Generation entered into supply forward contracts with certain utilities, including PECO and BGE, with one-sided collateral postings only from Generation. If market prices fall below the benchmark price levels in these contracts, the utilities are not required to post collateral. However, when market prices rise above the benchmark price levels, counterparty suppliers, including Generation, are required to post collateral once certain unsecured credit limits are exceeded. Under the terms of ComEd’s standard block energy contracts, collateral postings are one-sided from suppliers, including Generation, should exposures between market prices and benchmark prices exceed established unsecured credit limits outlined in the contracts. As of December 31, 2016, ComEd held approximately $3 million in collateral from suppliers in association with energy procurement contracts. Under the terms of ComEd’s annual renewable energy contracts, collateral postings are required to cover a fixed value for RECs only. In addition, under the terms of ComEd’s long-term renewable energy contracts, collateral postings are required from suppliers for both RECs and energy. The REC portion is a fixed value and the energy portion is one-sided from suppliers should the forward market prices exceed contract prices.

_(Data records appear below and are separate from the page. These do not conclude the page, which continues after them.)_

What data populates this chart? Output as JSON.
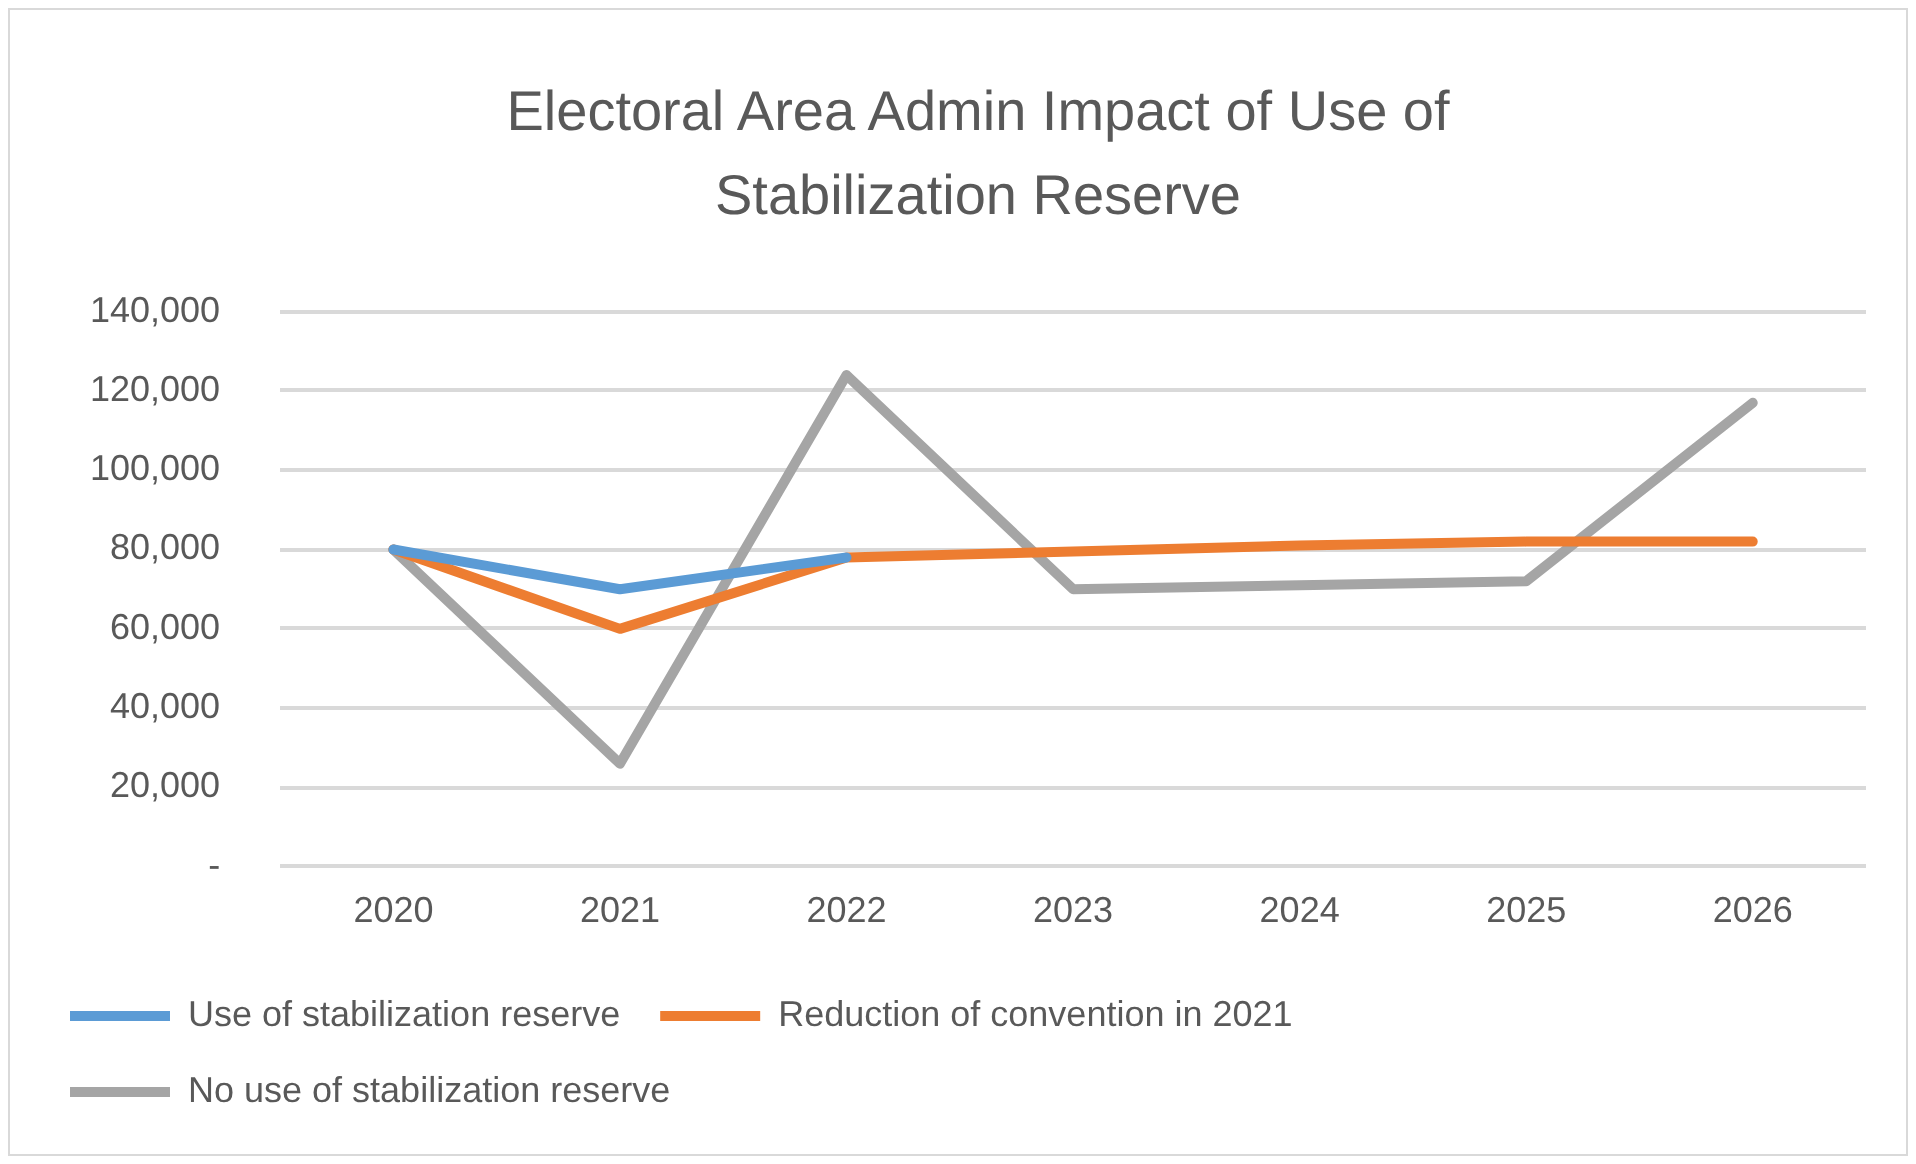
{
  "chart_data": {
    "type": "line",
    "title": "Electoral Area Admin Impact of Use of Stabilization Reserve",
    "categories": [
      "2020",
      "2021",
      "2022",
      "2023",
      "2024",
      "2025",
      "2026"
    ],
    "series": [
      {
        "name": "Use of stabilization reserve",
        "color": "#5b9bd5",
        "values": [
          80000,
          70000,
          78000,
          null,
          null,
          null,
          null
        ]
      },
      {
        "name": "Reduction of convention in 2021",
        "color": "#ed7d31",
        "values": [
          80000,
          60000,
          78000,
          79500,
          81000,
          82000,
          82000
        ]
      },
      {
        "name": "No use of stabilization reserve",
        "color": "#a5a5a5",
        "values": [
          80000,
          26000,
          124000,
          70000,
          71000,
          72000,
          117000
        ]
      }
    ],
    "ylim": [
      0,
      140000
    ],
    "yticks": [
      {
        "value": 0,
        "label": "-"
      },
      {
        "value": 20000,
        "label": "20,000"
      },
      {
        "value": 40000,
        "label": "40,000"
      },
      {
        "value": 60000,
        "label": "60,000"
      },
      {
        "value": 80000,
        "label": "80,000"
      },
      {
        "value": 100000,
        "label": "100,000"
      },
      {
        "value": 120000,
        "label": "120,000"
      },
      {
        "value": 140000,
        "label": "140,000"
      }
    ],
    "grid": "y",
    "legend": "bottom",
    "marker": "none",
    "line_style": "solid"
  }
}
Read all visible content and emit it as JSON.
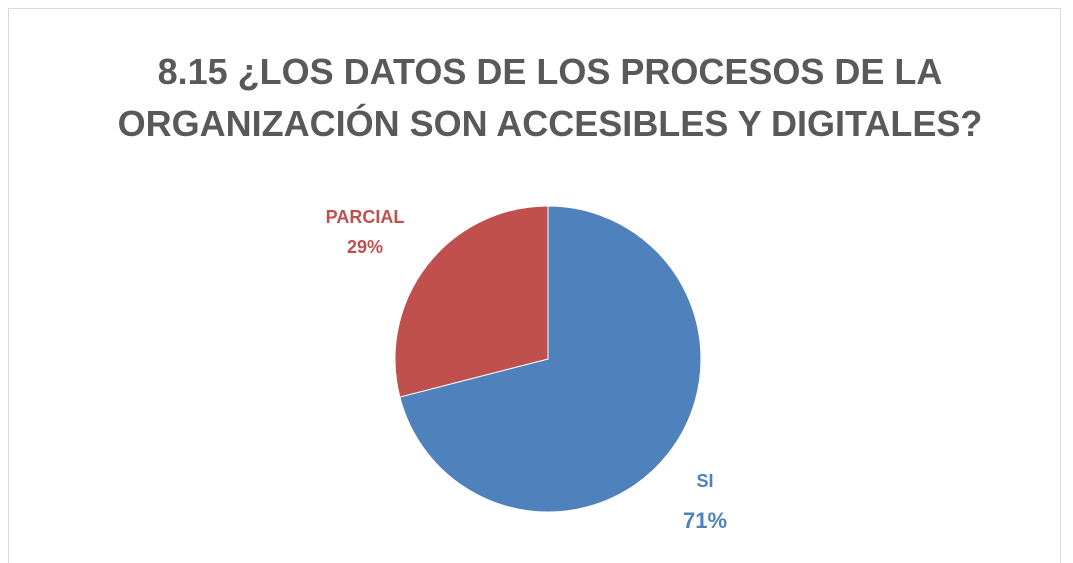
{
  "chart_data": {
    "type": "pie",
    "title": "8.15 ¿LOS DATOS DE LOS PROCESOS DE LA ORGANIZACIÓN SON ACCESIBLES Y DIGITALES?",
    "categories": [
      "SI",
      "PARCIAL"
    ],
    "values": [
      71,
      29
    ],
    "value_labels": [
      "71%",
      "29%"
    ],
    "colors": [
      "#4f81bd",
      "#c0504d"
    ]
  }
}
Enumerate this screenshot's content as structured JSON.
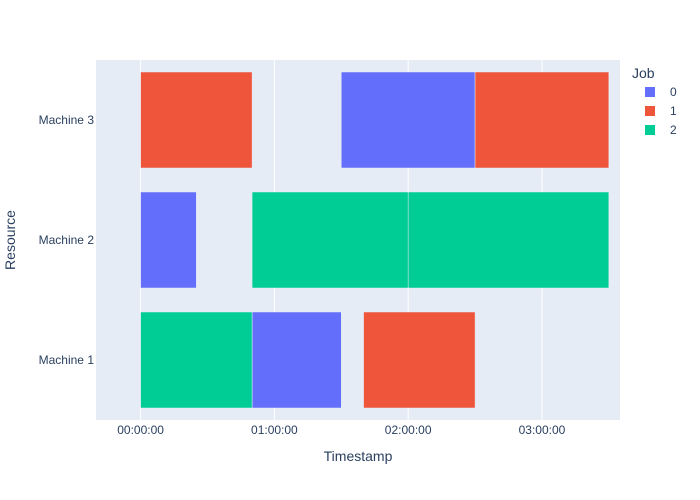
{
  "chart_data": {
    "type": "bar",
    "subtype": "gantt",
    "orientation": "horizontal",
    "xlabel": "Timestamp",
    "ylabel": "Resource",
    "x_ticks": [
      "00:00:00",
      "01:00:00",
      "02:00:00",
      "03:00:00"
    ],
    "x_range_minutes": [
      -20,
      215
    ],
    "categories": [
      "Machine 1",
      "Machine 2",
      "Machine 3"
    ],
    "legend": {
      "title": "Job",
      "position": "top-right"
    },
    "grid": true,
    "colors": {
      "background": "#e5ecf6",
      "grid": "#ffffff",
      "text": "#2a3f5f"
    },
    "series": [
      {
        "name": "0",
        "color": "#636efa",
        "tasks": [
          {
            "resource": "Machine 1",
            "start": "00:50:00",
            "end": "01:30:00"
          },
          {
            "resource": "Machine 2",
            "start": "00:00:00",
            "end": "00:25:00"
          },
          {
            "resource": "Machine 3",
            "start": "01:30:00",
            "end": "02:30:00"
          }
        ]
      },
      {
        "name": "1",
        "color": "#ef553b",
        "tasks": [
          {
            "resource": "Machine 3",
            "start": "00:00:00",
            "end": "00:50:00"
          },
          {
            "resource": "Machine 3",
            "start": "02:30:00",
            "end": "03:30:00"
          },
          {
            "resource": "Machine 1",
            "start": "01:40:00",
            "end": "02:30:00"
          }
        ]
      },
      {
        "name": "2",
        "color": "#00cc96",
        "tasks": [
          {
            "resource": "Machine 1",
            "start": "00:00:00",
            "end": "00:50:00"
          },
          {
            "resource": "Machine 2",
            "start": "00:50:00",
            "end": "02:00:00"
          },
          {
            "resource": "Machine 2",
            "start": "02:00:00",
            "end": "03:30:00"
          }
        ]
      }
    ]
  }
}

As of December 31, 2016, ComEd held approximately $19 million in the form of cash and letters of credit as margin for both the annual and long-term REC obligations. If ComEd lost its investment grade credit rating as of December 31, 2016, it would have been required to post approximately $19 million of collateral to its counterparties. See Note 3Regulatory Matters for additional information.
 
PECO’s natural gas procurement contracts contain provisions that could require PECO to post collateral. This collateral may be posted in the form of cash or credit support with thresholds contingent upon PECO’s credit rating from the major credit rating agencies. The collateral and credit support requirements vary by contract and by counterparty. As of December 31, 2016, PECO was not required to post collateral for any of these agreements. If PECO lost its investment grade credit rating as of December 31, 2016, PECO could have been required to post approximately $31 million of collateral to its counterparties.
 
PECO’s supplier master agreements that govern the terms of its DSP Program contracts do not contain provisions that would require PECO to post collateral.
 
BGE’s full requirements wholesale power agreements that govern the terms of its electric supply procurement contracts do not contain provisions that would require BGE to post collateral.

BGE’s natural gas procurement contracts contain provisions that could require BGE to post collateral. This collateral may be posted in the form of cash or credit support with thresholds contingent upon BGE’s credit rating from the major credit rating agencies. The collateral and credit support requirements vary by contract and by counterparty. As of December 31, 2016, BGE was not required to post collateral for any of these agreements. If BGE lost its investment grade credit rating as of December 31, 2016, BGE could have been required to post approximately $62 million of collateral to its counterparties.
Pepco’s full requirements wholesale power agreements that govern the terms of its electric supply procurement contracts do not contain provisions that would require Pepco to post collateral.
DPL’s full requirements wholesale power agreements that govern the terms of its electric supply procurement contracts do not contain provisions that would require DPL to post collateral.
DPL's natural gas procurement contracts contain provisions that could require DPL to post collateral. To the extent that the fair value of the natural gas derivative transaction in a net loss position exceeds the unsecured credit threshold, then collateral is required to be posted in an amount equal to the amount by which the unsecured credit threshold is exceeded. The DPL obligations are standalone, without the guaranty of PHI. If DPL lost its investment grade credit rating as of December 31, 2016, DPL could have been required to post an additional amount of approximately $10 million of collateral to its natural gas counterparties.
ACE’s full requirements wholesale power agreements that govern the terms of its electric supply procurement contracts do not contain provisions that would require ACE to post collateral.